The Nation Magazine Publishes Special Issue on Surviving The Climate Crisis

New York, NY – Today The Nation Magazine released its first-ever special issue devoted to the environment and the emerging climate crisis. As Mark Hertsgaard, The Nation’s environmental correspondent, reports in his contribution: “We must accept, unfortunately, that the battle to prevent global warming is over; now, the race to survive it has begun. This race will continue for the rest of our lives, testing human ingenuity, institutions, and values as never before. Losses are inevitable, but the situation is not hopeless.” This special issue of the magazine offers a frank look at the extent of the climate crisis while also seeking to restore hope to the discussion, setting out a broad program for a green future.

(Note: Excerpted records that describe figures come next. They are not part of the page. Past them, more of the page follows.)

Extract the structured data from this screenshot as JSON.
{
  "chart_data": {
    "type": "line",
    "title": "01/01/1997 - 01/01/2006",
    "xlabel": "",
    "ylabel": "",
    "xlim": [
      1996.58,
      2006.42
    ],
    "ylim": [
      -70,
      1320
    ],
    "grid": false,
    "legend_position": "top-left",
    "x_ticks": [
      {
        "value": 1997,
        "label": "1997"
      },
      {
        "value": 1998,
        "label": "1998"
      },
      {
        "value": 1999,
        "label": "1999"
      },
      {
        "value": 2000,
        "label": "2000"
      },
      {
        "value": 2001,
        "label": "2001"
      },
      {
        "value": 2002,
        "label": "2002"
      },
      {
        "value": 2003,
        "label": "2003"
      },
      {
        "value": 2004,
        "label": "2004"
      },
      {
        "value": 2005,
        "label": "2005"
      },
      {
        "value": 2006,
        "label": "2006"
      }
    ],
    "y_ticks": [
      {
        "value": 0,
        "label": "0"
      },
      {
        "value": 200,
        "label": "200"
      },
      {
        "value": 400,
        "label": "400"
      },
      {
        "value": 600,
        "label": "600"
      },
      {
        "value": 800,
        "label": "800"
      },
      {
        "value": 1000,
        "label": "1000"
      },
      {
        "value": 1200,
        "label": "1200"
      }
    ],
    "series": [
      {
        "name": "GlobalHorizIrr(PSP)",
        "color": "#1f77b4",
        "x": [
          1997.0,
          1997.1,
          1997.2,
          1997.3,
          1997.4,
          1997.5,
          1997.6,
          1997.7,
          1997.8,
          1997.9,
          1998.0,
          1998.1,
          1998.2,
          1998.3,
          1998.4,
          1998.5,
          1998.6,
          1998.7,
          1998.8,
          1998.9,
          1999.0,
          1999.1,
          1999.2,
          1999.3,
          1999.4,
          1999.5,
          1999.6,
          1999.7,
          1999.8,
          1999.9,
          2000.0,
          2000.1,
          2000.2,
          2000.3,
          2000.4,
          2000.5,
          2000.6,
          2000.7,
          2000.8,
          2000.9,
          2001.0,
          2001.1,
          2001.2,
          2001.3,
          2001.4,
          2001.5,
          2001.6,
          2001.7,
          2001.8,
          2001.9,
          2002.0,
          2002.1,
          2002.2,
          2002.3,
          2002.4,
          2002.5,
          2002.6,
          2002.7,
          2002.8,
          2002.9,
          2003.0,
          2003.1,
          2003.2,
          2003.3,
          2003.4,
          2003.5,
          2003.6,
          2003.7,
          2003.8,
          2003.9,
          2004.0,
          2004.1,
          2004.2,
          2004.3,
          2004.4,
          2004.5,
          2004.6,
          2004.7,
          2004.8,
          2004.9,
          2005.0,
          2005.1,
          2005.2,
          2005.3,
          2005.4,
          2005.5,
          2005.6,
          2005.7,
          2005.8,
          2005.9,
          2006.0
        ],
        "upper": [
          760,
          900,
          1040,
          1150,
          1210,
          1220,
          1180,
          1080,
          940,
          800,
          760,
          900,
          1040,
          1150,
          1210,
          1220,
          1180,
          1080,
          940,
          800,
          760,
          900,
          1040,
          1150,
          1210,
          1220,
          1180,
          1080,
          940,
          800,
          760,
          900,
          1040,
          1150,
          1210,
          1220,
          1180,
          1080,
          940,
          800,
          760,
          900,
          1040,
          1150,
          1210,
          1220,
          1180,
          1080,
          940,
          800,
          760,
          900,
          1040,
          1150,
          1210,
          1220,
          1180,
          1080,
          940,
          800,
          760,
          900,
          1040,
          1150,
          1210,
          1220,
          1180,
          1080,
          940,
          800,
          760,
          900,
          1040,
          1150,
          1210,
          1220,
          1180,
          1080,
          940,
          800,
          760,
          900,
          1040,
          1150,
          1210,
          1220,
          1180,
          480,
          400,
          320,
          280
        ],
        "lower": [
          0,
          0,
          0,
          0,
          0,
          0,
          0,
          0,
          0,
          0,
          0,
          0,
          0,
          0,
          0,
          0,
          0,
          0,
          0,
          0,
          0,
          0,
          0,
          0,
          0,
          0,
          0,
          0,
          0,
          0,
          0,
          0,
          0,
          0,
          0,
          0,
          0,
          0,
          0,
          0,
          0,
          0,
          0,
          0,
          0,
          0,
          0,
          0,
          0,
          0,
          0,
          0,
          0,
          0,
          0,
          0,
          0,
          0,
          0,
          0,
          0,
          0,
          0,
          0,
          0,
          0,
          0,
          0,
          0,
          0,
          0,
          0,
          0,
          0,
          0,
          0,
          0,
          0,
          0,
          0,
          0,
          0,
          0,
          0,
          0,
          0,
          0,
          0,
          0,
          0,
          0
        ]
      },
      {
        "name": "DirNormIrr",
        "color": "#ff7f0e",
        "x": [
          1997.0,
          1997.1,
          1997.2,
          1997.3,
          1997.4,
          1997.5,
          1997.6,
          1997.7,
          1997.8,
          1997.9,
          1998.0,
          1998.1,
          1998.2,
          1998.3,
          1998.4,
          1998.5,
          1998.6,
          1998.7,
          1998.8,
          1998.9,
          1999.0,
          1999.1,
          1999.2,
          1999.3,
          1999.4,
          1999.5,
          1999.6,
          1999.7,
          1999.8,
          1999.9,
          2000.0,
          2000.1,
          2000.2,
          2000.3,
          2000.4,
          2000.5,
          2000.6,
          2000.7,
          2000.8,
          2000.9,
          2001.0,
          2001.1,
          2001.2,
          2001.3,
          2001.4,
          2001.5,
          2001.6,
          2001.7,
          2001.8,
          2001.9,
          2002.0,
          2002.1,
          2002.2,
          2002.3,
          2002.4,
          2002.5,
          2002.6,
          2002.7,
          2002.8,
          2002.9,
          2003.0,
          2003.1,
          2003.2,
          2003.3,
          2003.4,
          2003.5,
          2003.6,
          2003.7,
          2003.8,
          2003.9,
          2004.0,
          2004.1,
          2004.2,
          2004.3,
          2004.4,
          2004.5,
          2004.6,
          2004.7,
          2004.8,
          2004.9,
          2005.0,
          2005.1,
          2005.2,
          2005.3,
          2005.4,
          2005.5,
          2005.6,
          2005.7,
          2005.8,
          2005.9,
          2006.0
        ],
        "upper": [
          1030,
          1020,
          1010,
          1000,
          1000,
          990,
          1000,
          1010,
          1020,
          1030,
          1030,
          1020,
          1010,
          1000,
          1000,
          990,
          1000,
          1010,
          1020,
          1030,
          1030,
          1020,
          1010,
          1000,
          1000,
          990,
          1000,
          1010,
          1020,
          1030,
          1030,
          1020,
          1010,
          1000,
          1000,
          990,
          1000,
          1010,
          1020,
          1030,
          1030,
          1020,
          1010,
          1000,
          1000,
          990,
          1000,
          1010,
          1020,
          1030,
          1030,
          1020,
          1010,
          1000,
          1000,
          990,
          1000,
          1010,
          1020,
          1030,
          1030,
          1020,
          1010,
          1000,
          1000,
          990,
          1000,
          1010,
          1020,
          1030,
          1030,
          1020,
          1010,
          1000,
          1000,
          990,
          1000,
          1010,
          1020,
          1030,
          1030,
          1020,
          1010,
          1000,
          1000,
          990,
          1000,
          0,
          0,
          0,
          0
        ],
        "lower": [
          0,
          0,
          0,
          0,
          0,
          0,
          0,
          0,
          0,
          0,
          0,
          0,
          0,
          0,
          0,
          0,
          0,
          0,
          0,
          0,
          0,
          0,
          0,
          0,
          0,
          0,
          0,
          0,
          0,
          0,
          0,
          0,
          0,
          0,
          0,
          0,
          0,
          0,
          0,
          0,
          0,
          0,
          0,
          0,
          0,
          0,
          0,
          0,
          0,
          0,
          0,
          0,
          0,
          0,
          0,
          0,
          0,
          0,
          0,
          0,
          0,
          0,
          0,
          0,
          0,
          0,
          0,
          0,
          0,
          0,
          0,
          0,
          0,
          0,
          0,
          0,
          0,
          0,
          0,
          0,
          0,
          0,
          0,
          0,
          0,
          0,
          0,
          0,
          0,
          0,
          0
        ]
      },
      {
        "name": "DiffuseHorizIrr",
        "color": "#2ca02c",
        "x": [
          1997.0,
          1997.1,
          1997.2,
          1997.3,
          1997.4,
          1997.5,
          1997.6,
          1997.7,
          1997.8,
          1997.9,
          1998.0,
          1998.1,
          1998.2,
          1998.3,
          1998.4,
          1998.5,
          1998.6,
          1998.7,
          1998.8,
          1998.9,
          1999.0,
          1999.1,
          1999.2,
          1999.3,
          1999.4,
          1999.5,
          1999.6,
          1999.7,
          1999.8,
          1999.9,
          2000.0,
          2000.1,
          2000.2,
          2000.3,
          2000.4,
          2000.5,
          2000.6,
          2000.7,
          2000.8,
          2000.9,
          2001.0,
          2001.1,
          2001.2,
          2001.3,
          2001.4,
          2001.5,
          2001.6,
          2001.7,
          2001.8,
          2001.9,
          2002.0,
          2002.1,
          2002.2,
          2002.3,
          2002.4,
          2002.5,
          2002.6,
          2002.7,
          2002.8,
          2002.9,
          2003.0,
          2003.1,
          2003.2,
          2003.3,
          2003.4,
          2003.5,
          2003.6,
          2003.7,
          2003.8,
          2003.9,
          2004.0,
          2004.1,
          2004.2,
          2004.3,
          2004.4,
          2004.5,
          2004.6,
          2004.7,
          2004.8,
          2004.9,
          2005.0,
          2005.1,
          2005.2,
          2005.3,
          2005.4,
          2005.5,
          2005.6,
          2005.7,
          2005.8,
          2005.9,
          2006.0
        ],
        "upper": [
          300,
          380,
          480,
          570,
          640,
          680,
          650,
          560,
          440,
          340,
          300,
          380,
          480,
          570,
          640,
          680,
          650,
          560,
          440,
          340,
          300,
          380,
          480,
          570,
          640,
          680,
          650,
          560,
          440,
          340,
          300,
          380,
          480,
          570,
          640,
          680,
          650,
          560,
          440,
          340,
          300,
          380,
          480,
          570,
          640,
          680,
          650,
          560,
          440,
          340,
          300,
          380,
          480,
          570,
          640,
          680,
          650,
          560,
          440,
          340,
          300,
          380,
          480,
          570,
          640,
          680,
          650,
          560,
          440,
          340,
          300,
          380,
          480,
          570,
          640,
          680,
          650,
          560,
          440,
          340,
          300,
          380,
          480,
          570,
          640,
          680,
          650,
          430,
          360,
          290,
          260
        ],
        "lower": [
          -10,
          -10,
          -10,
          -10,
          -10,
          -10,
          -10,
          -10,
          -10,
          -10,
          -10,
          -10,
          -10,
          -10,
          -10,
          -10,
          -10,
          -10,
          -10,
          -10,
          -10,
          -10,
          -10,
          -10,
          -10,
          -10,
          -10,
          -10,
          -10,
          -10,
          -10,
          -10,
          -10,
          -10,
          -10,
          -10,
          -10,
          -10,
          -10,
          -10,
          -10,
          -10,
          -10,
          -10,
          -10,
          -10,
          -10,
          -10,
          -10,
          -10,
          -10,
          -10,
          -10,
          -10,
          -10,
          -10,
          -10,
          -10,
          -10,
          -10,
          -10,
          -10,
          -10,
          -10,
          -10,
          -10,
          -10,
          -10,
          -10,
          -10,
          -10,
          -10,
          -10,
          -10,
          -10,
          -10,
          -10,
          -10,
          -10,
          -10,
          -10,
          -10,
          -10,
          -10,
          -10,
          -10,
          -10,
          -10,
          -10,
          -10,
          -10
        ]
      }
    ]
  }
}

Executive Editor Betsy Reed, who supervised the issue, said, “The scientific debate over climate change has been settled. Now we need to focus on how we must respond – both to mitigate its effects and adapt to the changes that are already inevitable.” The special issue subjects faddish solutions such as ‘clean coal’ and carbon offsets to serious scrutiny, and introduces radical new proposals: George Monbiot calls for end air travel as we know it, and James Hansen, Director of NASA’s Goddard Institute for Space Studies, outlines a 5-point-plan for transforming our energy infrastructure.

The Nation’s vision doesn’t simply stop at the nation’s borders; the climate crisis is a global one, and so the special issue puts it in global perspective. Elizabeth Economy, Director of Asia Studies at the Council on Foreign Relations, considers the “nightmarishly bad” implications of China’s development strategy while chronicling the country’s search for a green path to growth. From Bangladesh to the Gulf Coast, Mark Hertsgaard reports on the calls for climate reparations to address the disproportionate impact of global warming on the poor. And Matthew Gilbert, a member of the Gwich’in tribe of northeastern Alaska, offers a rare perspective on the devastating effects of climate change on his people’s way of life.

Ultimately, the climate crisis demands we change how we think about our relationship with the planet. Lawrence Weschler, director of NYU’s Institute for the Humanities, surveys the artistic response to the crisis, and the role art can play in transforming our vision of the world. The Nation’s special issue represents a renewed commitment to that transformation.